Okay, so now that we’ve established the situations, on to the video. We open on Tonya Hardly (played by Brown herself) gliding around her attic in a snazzy black and white sweater and early-90s white floofy scrunchie…oh wait, that’s actually supposed to be her hair. Flash over to the Nancy Kerrigan character being pursued by Tonya in a fit of rage and a dress that could turn Medusa into stone (bonus points to those of you who get that reference!). Her anger-fueled, acid-trip tune turns deadly when she pulls out her “little hammer,” something that I initially thought was just an unusual rhyme, only to realize about fifty re-watches later that it’s a cultural reference to the Olympics in Lillehammer. I’m not quite sure what the significance of the parrot lady is, but Julie Brown’s finest moment in the video is when she bites her lip and takes aim with her gun. Pure, unadulterated, early 90s vengeance. The music turns sweet again as she scrolls through a list of her “idols,” other infamous ladies from the early 1990s.
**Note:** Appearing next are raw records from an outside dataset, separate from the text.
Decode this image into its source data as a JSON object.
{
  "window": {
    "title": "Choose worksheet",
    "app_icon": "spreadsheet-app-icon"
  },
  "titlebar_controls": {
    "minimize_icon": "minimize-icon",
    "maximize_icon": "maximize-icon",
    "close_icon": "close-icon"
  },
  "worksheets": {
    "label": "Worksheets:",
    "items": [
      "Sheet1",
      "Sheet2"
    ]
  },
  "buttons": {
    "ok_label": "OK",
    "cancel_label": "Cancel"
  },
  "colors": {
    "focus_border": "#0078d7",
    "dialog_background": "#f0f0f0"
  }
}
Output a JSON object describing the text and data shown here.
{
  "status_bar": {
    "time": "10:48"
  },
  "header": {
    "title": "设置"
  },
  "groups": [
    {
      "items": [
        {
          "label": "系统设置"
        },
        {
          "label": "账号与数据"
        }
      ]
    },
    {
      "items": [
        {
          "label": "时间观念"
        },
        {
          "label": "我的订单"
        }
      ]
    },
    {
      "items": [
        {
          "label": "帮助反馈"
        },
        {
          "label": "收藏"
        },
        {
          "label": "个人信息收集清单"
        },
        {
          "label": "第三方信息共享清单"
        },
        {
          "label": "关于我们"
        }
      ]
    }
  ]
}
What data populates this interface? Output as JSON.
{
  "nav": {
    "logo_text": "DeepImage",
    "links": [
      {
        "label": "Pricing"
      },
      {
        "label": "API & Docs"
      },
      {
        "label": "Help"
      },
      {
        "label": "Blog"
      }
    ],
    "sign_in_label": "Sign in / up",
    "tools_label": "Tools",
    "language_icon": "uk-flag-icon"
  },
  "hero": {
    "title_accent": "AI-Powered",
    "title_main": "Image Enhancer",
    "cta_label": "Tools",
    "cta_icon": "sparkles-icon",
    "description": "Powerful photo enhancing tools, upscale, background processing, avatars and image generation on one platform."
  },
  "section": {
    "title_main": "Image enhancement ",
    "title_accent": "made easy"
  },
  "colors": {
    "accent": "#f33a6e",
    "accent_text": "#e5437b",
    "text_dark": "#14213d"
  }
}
Then, here comes a wrestler with a wheelbarrow of money, for no apparent reason, and then Brown skates around some more, dances a bit on the podium under the American flag, and ends with a triumphant slap to Nancy’s face.

What did I learn from this video? Skating and shooting are two activities that go well together. Skating in the fog is fun and mystical. The girl who plays Nancy has a weird-shaped face. But the most important lesson of all is that Julie Brown is so talented that she can make the world fall in love with Trailer Park Tonya all over again (like they say in those commercials on PBS about the technicolor Shirley Temple Collection).

But seriously, folks…skate at your own risk.

This episode of Masterpiece YouTube has been brought to you by Winter. Winter: When you go outside and the snot freezes inside your nostrils, that means it’s working.